Barry’s point was that his Sky News/News Corp targets were engaging in a “culture war” with their comments on fires and floods in Australia. And also with their focus on the problems facing the Western world due to its increasing dependence on Russia and China consequent upon the move towards renewable energy and away from dispatchable power sources such as gas, coal and nuclear. But it is.
Towards the end of his Media Watch sermon, Barry made this concession concerning those he was targeting. He said, “There may well be some truth in what they say: Australia is a land of fire and flood, building more dams might help flood control – and reliance on Russian gas has made it harder for Europe to punish Putin’s aggression.”
And that’s the point. There has been scant discussion on ABC news and current affairs programs such as 7.30, News Breakfast, Insiders and Q+A on the dramatic changes in Germany following Russia’s invasion of Ukraine. When he was US president, Donald Trump warned German chancellor Angela Merkel that her nation was becoming far too dependent on Russian gas as it phased out its nuclear and coal-fired power stations.
Currently Germany has a left-of-centre social democratic government in a coalition that includes the Green Party. Recently new chancellor Olaf Scholz announced that Germany would reconsider its decision with respect to coal and nuclear energy and said it would increase defence expenditure to above the NATO target of 2 per cent of gross domestic product.
This is a dramatic change that has been reflected in the position of some other European nations. No sensible democratically elected leader will continue to have energy supplies dependent on the evidently paranoid Russian President Vladimir Putin. The unfashionable fact is the rush to embrace renewables has led to a situation where even the US, under the Biden administration, has become too dependent on oil from Russia.
There is a lesson here for Australia. On February 4, the Joint Statement of the Russian Federation and the People’s Republic of China on the International Relations Entering a New Era and the Global Sustainable Development was released by the rulers in Moscow and Beijing.
The communists came to power, due to revolution, in Russia (which later became the Soviet Union) in 1917 and China in 1949. Between 1949 and 1956, the two communist powers were close. However, in 1956 what was called the Sino-Soviet Split occurred – due to Mao Zedong’s fear that Nikita Khrushchev was distancing the Soviet Union from the policies of Khrushchev’s predecessor, Joseph Stalin. Mao was a Stalinist kind of dictator. It would seem this division has been healed officially.
Australia does not do much trade with Russia. Obviously it does with China – but so far there has been scant awareness that Australia’s national security with respect to energy has been affected by the move to renewables.
Much of Australia’s solar panels and wind turbines are imported from China. The latter require permanent magnets, composed of rare earth minerals, that turn the wind generators. Electrical vehicles require similar magnets. At the moment, about 85 per cent of rare earth minerals are produced in China.
Last Tuesday the Morrison government announced that Australia would significantly increase its critical minerals sector.
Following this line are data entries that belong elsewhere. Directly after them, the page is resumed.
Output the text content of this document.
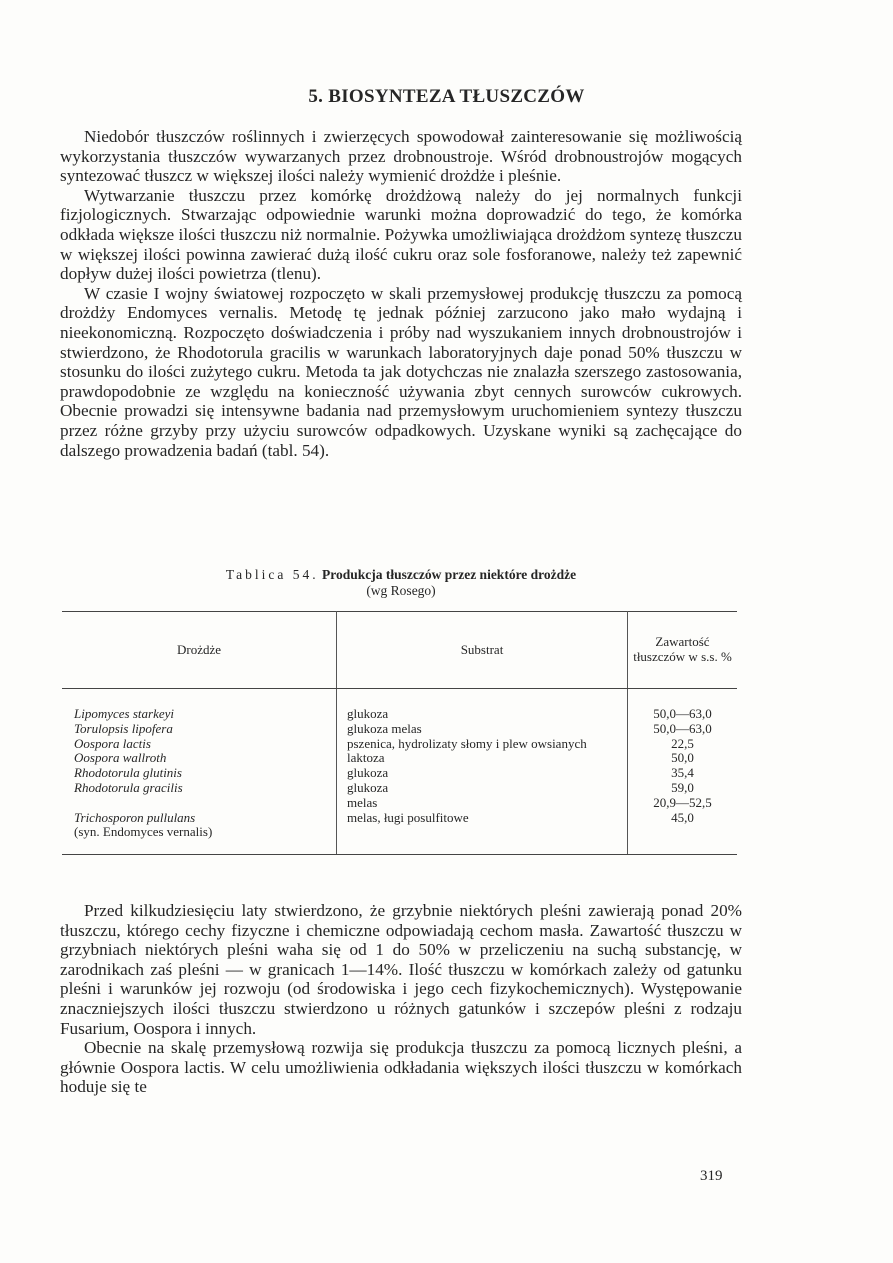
5. BIOSYNTEZA TŁUSZCZÓW

Niedobór tłuszczów roślinnych i zwierzęcych spowodował zainteresowanie się możliwością wykorzystania tłuszczów wywarzanych przez drobnoustroje. Wśród drobnoustrojów mogących syntezować tłuszcz w większej ilości należy wymienić drożdże i pleśnie.

Wytwarzanie tłuszczu przez komórkę drożdżową należy do jej normalnych funkcji fizjologicznych. Stwarzając odpowiednie warunki można doprowadzić do tego, że komórka odkłada większe ilości tłuszczu niż normalnie. Pożywka umożliwiająca drożdżom syntezę tłuszczu w większej ilości powinna zawierać dużą ilość cukru oraz sole fosforanowe, należy też zapewnić dopływ dużej ilości powietrza (tlenu).

W czasie I wojny światowej rozpoczęto w skali przemysłowej produkcję tłuszczu za pomocą drożdży Endomyces vernalis. Metodę tę jednak później zarzucono jako mało wydajną i nieekonomiczną. Rozpoczęto doświadczenia i próby nad wyszukaniem innych drobnoustrojów i stwierdzono, że Rhodotorula gracilis w warunkach laboratoryjnych daje ponad 50% tłuszczu w stosunku do ilości zużytego cukru. Metoda ta jak dotychczas nie znalazła szerszego zastosowania, prawdopodobnie ze względu na konieczność używania zbyt cennych surowców cukrowych. Obecnie prowadzi się intensywne badania nad przemysłowym uruchomieniem syntezy tłuszczu przez różne grzyby przy użyciu surowców odpadkowych. Uzyskane wyniki są zachęcające do dalszego prowadzenia badań (tabl. 54).

Tablica 54. Produkcja tłuszczów przez niektóre drożdże
(wg Rosego)
Drożdże	Substrat	Zawartość tłuszczów w s.s. %
Lipomyces starkeyi	glukoza	50,0—63,0
Torulopsis lipofera	glukoza melas	50,0—63,0
Oospora lactis	pszenica, hydrolizaty słomy i plew owsianych	22,5
Oospora wallroth	laktoza	50,0
Rhodotorula glutinis	glukoza	35,4
Rhodotorula gracilis	glukoza	59,0
	melas	20,9—52,5
Trichosporon pullulans
(syn. Endomyces vernalis)	melas, ługi posulfitowe	45,0

Przed kilkudziesięciu laty stwierdzono, że grzybnie niektórych pleśni zawierają ponad 20% tłuszczu, którego cechy fizyczne i chemiczne odpowiadają cechom masła. Zawartość tłuszczu w grzybniach niektórych pleśni waha się od 1 do 50% w przeliczeniu na suchą substancję, w zarodnikach zaś pleśni — w granicach 1—14%. Ilość tłuszczu w komórkach zależy od gatunku pleśni i warunków jej rozwoju (od środowiska i jego cech fizykochemicznych). Występowanie znaczniejszych ilości tłuszczu stwierdzono u różnych gatunków i szczepów pleśni z rodzaju Fusarium, Oospora i innych.

Obecnie na skalę przemysłową rozwija się produkcja tłuszczu za pomocą licznych pleśni, a głównie Oospora lactis. W celu umożliwienia odkładania większych ilości tłuszczu w komórkach hoduje się te

319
This is an important move designed to reduce Australia’s dependence on China in this area. However, it will take time to have effect.
The message from the recent disasters and tragedies at home and abroad is that Australia needs to focus more on mitigating against fires and floods and on becoming as self-sufficient as possible with respect to national security, including energy. This has nothing to do with the (so-called) culture wars. It just makes sense.